[texhax] texhax Digest, Vol 2006, Issue 163

Reinhard Kotucha reinhard.kotucha at web.de
Tue May 16 22:50:22 CEST 2006


>>>>> "hgi" == hgi  <hgi at shaw.ca> writes:

  > I have a couple of other questions - one is about variables.  How
  > can I programatically determine the number of letters in a word?
  > I'm hoping for something like (I'm making this up)
  > $z=LetterCount{some words in here}.  I would like to make some
  > macros that could use this functionality.

\documentclass{minimal}
\newcounter{charcnt}
\makeatletter
\newcommand{\charcount}[1]{\setcounter{charcnt}{\z@}%
  \@tforloop#1\@nil\@@\@tempa{\addtocounter{charcnt}{\@ne}}}
\makeatother

\begin{document}
  \charcount{abc}\typeout{\thecharcnt}
  \charcount{1234567}\typeout{\thecharcnt}
  \charcount{12 34}\typeout{\thecharcnt}
\end{document}

To typeset the result, use \arabic{charcnt}.

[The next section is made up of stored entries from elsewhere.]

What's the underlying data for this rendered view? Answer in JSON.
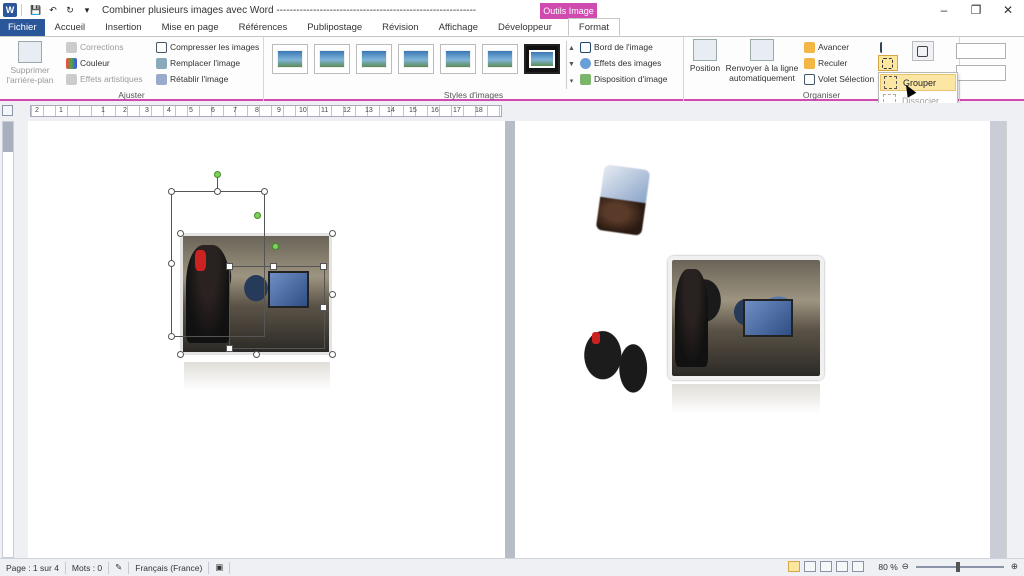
{
  "window": {
    "title": "Combiner plusieurs images avec Word ------------------------------------------------------------",
    "app_icon": "W",
    "controls": {
      "minimize": "–",
      "restore": "❐",
      "close": "✕"
    }
  },
  "context_tab_header": "Outils Image",
  "tabs": [
    {
      "label": "Fichier"
    },
    {
      "label": "Accueil"
    },
    {
      "label": "Insertion"
    },
    {
      "label": "Mise en page"
    },
    {
      "label": "Références"
    },
    {
      "label": "Publipostage"
    },
    {
      "label": "Révision"
    },
    {
      "label": "Affichage"
    },
    {
      "label": "Développeur"
    },
    {
      "label": "Format"
    }
  ],
  "ribbon": {
    "ajuster": {
      "label": "Ajuster",
      "remove_bg": "Supprimer l'arrière-plan",
      "corrections": "Corrections",
      "couleur": "Couleur",
      "effets_artistiques": "Effets artistiques",
      "compresser": "Compresser les images",
      "remplacer": "Remplacer l'image",
      "retablir": "Rétablir l'image"
    },
    "styles": {
      "label": "Styles d'images",
      "bord": "Bord de l'image",
      "effets": "Effets des images",
      "disposition": "Disposition d'image"
    },
    "organiser": {
      "label": "Organiser",
      "position": "Position",
      "renvoyer": "Renvoyer à la ligne automatiquement",
      "avancer": "Avancer",
      "reculer": "Reculer",
      "volet": "Volet Sélection"
    },
    "group_menu": {
      "grouper": "Grouper",
      "dissocier": "Dissocier"
    }
  },
  "ruler": {
    "numbers": [
      "2",
      "1",
      "1",
      "2",
      "3",
      "4",
      "5",
      "6",
      "7",
      "8",
      "9",
      "10",
      "11",
      "12",
      "13",
      "14",
      "15",
      "16",
      "17",
      "18"
    ]
  },
  "status": {
    "page": "Page : 1 sur 4",
    "words": "Mots : 0",
    "language": "Français (France)",
    "zoom": "80 %"
  },
  "colors": {
    "word_blue": "#2b579a",
    "context_magenta": "#d04bb0",
    "menu_highlight": "#fce6a4",
    "rotation_handle": "#7ed25a"
  }
}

Note that the macro counts tokens, not characters.  Since a control
sequence name is one token, \charcount{180\textdegree} will return 4.

The macro \@tforloop is defined in the LaTeX sources, file ltcntrl.dtx.

The macros \makeatletter and \makeatother temporarily allow @ in
command sequence names.  They have to be removed if you put the macro
definition into a .sty file.

\charcount doesn't work with \usepackage[utf8]{inputenc}.  It returns
the number of bytes of multibyte characters.  But if you need Unicode
you can try Omega or Aleph instead of TeX.